Vehicle standards for lower emissions and better fuel efficiency have driven the development of smaller engines that deliver more horsepower in a lighter package. To achieve higher horsepower, engines are designed with higher compression ratios, which raise the temperature of pre-combustion gases in the engine cylinders. Unfortunately, those higher temperatures promote engine “knock”—the sound that results when the fuel-air mixture ignites out of sequence with the spark timing and piston motion. This offset can cause engine damage, but engine control system changes to spark timing for reducing knock end up sacrificing engine power.

Higher octane fuels can reduce knocking but are expensive to produce. In addition, studies show that octane requirements for idling are much lower than for acceleration; a discrepancy that leads to inefficient use of the high-octane fuel components. To more efficiently utilize the high-octane fuel components, an on-board system can be used to separate ethanol or other oxygenates from a single fuel source into higher and lower octane components. The system can then meter the appropriate ratio of high- and low-octane fuels to the engine, as dictated by driving conditions. This metering can improve fuel efficiency by 17.5–30 percent.

A tested and proven technology to improve fuel efficiency

PNNL has developed and tested a separations system to extract both ethanol and butanol from commercial gasoline to deliver “octane-on-demand.” The system can use one of three chemical separation approaches: solid-supported amines with reusable filter media, ionic liquids, and switchable-polarity solvents. In proof-of-concept testing, all three approaches demonstrated 95 percent efficiency in separating ethanol from commercial gasoline. Test results also indicate promise for extracting oxygenated hydrocarbon additives, such as isomers of butanol.

PNNL’s liquid-solid and liquid-liquid extraction techniques provide advantages over the pervaporation (partial vaporization) membranes currently used, which lose efficiency as the oxygenate is removed. In addition, these membranes do not separate all the oxygenate, leading to losses of the valuable high-octane fuel component.

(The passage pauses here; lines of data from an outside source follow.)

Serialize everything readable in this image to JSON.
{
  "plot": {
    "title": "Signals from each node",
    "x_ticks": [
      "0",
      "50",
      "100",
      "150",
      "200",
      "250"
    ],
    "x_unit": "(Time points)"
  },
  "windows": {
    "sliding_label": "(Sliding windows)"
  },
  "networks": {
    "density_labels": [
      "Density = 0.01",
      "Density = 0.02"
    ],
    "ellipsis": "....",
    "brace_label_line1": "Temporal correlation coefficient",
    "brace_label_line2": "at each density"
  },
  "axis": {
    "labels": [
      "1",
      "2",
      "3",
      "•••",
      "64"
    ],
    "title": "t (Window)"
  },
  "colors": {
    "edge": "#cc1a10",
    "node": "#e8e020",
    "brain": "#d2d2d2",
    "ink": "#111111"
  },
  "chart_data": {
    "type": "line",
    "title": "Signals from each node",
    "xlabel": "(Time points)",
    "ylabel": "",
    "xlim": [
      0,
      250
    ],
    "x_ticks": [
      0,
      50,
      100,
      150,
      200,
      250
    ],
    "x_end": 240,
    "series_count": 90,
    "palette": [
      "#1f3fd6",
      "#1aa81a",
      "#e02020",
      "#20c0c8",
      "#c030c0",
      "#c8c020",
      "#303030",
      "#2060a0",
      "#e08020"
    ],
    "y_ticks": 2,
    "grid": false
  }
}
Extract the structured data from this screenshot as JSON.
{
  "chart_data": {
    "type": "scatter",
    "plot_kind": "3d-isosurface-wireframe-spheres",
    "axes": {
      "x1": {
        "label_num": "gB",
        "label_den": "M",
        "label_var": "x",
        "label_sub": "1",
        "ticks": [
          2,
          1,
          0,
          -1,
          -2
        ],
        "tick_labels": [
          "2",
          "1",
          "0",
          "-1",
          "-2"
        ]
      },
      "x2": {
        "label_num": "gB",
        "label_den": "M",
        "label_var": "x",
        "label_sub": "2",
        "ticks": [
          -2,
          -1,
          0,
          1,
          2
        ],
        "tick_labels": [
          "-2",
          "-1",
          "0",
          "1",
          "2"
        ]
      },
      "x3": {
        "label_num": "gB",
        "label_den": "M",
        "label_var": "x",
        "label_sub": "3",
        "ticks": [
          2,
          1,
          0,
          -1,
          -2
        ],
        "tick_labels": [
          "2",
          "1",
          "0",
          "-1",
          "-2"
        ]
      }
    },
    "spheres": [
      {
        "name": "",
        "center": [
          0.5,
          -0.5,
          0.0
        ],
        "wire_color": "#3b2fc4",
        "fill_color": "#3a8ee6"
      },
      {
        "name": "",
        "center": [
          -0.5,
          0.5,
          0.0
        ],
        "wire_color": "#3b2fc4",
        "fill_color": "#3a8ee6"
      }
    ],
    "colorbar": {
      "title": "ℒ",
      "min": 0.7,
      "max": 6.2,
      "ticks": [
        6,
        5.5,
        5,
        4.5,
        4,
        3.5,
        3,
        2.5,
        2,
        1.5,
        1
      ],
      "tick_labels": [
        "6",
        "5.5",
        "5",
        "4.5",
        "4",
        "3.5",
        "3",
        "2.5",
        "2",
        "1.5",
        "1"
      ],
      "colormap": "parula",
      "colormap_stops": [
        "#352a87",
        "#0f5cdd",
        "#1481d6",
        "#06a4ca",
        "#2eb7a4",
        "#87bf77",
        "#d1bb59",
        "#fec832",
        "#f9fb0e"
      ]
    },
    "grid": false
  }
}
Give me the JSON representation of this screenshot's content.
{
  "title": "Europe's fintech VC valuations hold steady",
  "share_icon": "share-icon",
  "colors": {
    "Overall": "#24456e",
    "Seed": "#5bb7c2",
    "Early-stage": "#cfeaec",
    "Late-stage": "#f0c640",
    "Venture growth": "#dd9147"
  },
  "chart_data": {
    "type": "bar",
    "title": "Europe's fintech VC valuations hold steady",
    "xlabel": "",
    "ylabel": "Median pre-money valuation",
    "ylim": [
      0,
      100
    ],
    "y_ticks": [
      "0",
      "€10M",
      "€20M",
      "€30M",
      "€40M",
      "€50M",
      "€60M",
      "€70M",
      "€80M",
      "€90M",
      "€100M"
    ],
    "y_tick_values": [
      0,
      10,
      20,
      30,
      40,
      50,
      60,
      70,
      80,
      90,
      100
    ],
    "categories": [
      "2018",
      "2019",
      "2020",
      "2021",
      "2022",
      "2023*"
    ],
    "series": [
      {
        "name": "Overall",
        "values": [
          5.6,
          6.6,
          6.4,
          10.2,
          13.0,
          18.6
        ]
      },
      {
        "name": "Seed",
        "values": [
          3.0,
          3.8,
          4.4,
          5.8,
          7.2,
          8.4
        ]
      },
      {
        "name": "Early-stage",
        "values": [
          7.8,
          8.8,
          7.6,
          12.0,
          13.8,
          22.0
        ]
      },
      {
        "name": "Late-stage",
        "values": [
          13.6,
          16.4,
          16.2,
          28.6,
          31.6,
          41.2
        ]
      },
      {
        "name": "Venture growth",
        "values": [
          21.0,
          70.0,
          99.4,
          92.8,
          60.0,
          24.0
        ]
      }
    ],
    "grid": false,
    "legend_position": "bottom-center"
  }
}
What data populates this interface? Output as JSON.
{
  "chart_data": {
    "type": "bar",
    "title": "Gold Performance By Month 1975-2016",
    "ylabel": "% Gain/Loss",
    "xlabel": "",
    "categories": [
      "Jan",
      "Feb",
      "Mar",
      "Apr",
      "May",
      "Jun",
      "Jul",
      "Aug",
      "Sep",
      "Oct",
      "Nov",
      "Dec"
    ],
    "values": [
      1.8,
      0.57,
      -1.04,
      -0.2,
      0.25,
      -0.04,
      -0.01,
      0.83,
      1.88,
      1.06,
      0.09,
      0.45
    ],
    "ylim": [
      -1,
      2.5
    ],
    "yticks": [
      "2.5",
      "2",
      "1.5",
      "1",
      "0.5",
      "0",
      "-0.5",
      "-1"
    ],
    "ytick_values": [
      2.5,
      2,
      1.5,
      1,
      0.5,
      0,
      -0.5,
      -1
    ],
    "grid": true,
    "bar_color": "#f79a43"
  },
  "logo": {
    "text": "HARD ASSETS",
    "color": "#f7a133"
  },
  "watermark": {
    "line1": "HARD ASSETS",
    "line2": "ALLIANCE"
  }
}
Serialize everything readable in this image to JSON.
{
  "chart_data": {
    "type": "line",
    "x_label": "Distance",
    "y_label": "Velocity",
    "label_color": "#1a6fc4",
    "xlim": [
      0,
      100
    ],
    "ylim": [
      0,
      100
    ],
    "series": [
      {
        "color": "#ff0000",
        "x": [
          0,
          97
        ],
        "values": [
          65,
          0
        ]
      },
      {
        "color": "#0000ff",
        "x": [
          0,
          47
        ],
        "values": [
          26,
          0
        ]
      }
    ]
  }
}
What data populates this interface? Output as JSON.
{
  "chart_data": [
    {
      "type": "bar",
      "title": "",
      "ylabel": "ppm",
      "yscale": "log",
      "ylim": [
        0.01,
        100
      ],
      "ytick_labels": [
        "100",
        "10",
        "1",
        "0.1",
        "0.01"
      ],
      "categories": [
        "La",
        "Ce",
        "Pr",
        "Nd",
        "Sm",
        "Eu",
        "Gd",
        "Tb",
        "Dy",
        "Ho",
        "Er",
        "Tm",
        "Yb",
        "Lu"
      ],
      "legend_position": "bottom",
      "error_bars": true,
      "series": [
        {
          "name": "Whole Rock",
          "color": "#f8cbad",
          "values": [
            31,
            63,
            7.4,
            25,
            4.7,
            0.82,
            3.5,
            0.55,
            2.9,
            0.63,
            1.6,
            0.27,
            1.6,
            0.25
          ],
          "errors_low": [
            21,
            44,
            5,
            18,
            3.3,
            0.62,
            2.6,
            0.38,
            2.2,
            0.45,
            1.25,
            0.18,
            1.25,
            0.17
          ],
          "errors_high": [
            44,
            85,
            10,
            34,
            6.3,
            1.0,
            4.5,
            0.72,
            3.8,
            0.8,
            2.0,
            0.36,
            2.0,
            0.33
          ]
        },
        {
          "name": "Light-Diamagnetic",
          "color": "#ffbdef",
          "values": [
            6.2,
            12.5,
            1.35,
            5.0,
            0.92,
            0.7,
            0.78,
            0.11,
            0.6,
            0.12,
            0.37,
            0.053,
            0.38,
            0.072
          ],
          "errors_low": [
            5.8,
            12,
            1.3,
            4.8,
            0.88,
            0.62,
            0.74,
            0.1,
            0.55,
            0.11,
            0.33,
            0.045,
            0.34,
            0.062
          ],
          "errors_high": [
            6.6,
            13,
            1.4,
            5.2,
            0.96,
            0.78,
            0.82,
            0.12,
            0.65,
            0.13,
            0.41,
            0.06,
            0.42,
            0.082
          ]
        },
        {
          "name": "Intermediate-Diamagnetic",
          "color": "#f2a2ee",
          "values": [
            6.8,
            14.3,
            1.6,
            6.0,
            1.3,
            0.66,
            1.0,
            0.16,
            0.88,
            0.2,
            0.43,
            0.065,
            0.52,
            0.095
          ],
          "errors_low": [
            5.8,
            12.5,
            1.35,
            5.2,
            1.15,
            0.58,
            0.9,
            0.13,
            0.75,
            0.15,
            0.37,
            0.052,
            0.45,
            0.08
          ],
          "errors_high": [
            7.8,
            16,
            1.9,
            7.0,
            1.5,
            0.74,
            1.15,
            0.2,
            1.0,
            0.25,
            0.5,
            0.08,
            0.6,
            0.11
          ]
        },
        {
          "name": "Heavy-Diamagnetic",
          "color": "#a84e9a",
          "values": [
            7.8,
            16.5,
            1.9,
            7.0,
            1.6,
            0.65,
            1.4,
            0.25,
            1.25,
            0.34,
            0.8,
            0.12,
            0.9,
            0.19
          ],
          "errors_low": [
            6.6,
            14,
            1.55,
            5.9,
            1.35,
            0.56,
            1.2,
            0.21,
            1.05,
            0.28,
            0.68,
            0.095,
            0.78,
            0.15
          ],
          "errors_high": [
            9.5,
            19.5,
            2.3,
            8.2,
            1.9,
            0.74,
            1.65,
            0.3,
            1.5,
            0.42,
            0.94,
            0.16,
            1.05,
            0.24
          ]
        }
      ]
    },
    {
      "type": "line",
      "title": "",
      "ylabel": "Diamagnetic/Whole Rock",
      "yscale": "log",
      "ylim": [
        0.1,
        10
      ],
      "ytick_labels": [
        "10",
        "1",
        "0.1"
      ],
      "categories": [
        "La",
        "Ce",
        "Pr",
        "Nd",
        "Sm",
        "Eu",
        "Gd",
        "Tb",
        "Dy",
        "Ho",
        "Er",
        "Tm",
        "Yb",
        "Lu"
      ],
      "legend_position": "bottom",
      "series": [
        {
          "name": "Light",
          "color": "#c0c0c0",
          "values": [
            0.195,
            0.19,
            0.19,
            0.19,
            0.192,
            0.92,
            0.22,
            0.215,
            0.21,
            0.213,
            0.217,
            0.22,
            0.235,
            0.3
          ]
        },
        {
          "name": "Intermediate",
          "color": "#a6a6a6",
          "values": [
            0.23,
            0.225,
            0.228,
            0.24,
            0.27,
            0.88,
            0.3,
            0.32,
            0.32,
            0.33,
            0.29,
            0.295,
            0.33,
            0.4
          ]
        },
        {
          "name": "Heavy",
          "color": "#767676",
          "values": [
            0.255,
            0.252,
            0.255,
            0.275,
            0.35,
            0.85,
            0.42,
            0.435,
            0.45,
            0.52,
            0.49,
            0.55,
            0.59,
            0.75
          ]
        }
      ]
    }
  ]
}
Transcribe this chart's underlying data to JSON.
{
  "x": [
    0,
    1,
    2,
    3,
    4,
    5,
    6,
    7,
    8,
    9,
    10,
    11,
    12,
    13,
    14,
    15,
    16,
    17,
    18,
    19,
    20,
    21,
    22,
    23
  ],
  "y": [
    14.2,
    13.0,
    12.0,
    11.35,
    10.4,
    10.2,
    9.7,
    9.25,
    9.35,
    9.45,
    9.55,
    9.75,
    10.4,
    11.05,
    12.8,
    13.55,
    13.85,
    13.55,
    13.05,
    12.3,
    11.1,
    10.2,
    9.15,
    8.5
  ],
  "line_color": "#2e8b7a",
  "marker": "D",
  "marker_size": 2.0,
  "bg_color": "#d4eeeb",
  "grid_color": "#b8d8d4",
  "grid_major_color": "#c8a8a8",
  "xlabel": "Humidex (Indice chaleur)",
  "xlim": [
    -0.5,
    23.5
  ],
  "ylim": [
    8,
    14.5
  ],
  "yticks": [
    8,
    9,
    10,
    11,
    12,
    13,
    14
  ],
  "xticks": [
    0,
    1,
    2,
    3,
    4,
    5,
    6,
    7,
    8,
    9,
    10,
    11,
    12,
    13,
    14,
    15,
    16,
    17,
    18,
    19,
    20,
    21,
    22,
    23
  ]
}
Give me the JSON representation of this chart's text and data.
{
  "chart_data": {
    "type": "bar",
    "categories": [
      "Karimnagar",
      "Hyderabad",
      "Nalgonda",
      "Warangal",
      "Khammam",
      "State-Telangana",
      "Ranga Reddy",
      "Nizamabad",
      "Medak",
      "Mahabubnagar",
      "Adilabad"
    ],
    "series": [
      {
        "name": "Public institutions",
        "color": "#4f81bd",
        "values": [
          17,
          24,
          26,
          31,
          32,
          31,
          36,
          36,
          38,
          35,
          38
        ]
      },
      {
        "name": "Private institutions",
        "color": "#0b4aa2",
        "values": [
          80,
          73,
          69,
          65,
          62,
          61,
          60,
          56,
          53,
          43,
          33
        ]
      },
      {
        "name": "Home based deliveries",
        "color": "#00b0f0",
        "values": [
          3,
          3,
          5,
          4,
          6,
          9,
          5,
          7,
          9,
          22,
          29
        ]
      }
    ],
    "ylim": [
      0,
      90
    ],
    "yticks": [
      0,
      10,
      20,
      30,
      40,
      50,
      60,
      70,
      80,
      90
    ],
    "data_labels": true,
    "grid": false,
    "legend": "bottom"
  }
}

Additional test results showed the separation materials can preferentially remove aromatics from the fuel. Aromatics are crude-oil derived gasoline components that boost octane ratings but contribute to soot formation, especially during startup when the engine is cold. Reintroduction of the aromatics into the warmer, running engine would reduce harmful emissions and contribute to more efficient fuel use.

Applicability

For some vehicle types, such as passenger cars and light/medium duty trucks that use high-octane oxygenated fuels in a spark ignition combustion scheme, PNNL’s on-board chemical separations approaches could be used to improve fuel efficiency. Additionally, if developed, separation of aromatic fuel components for later reintroduction would reduce cold start emissions for many vehicles using spark ignition (gasoline) and compression ignition (diesel) engines.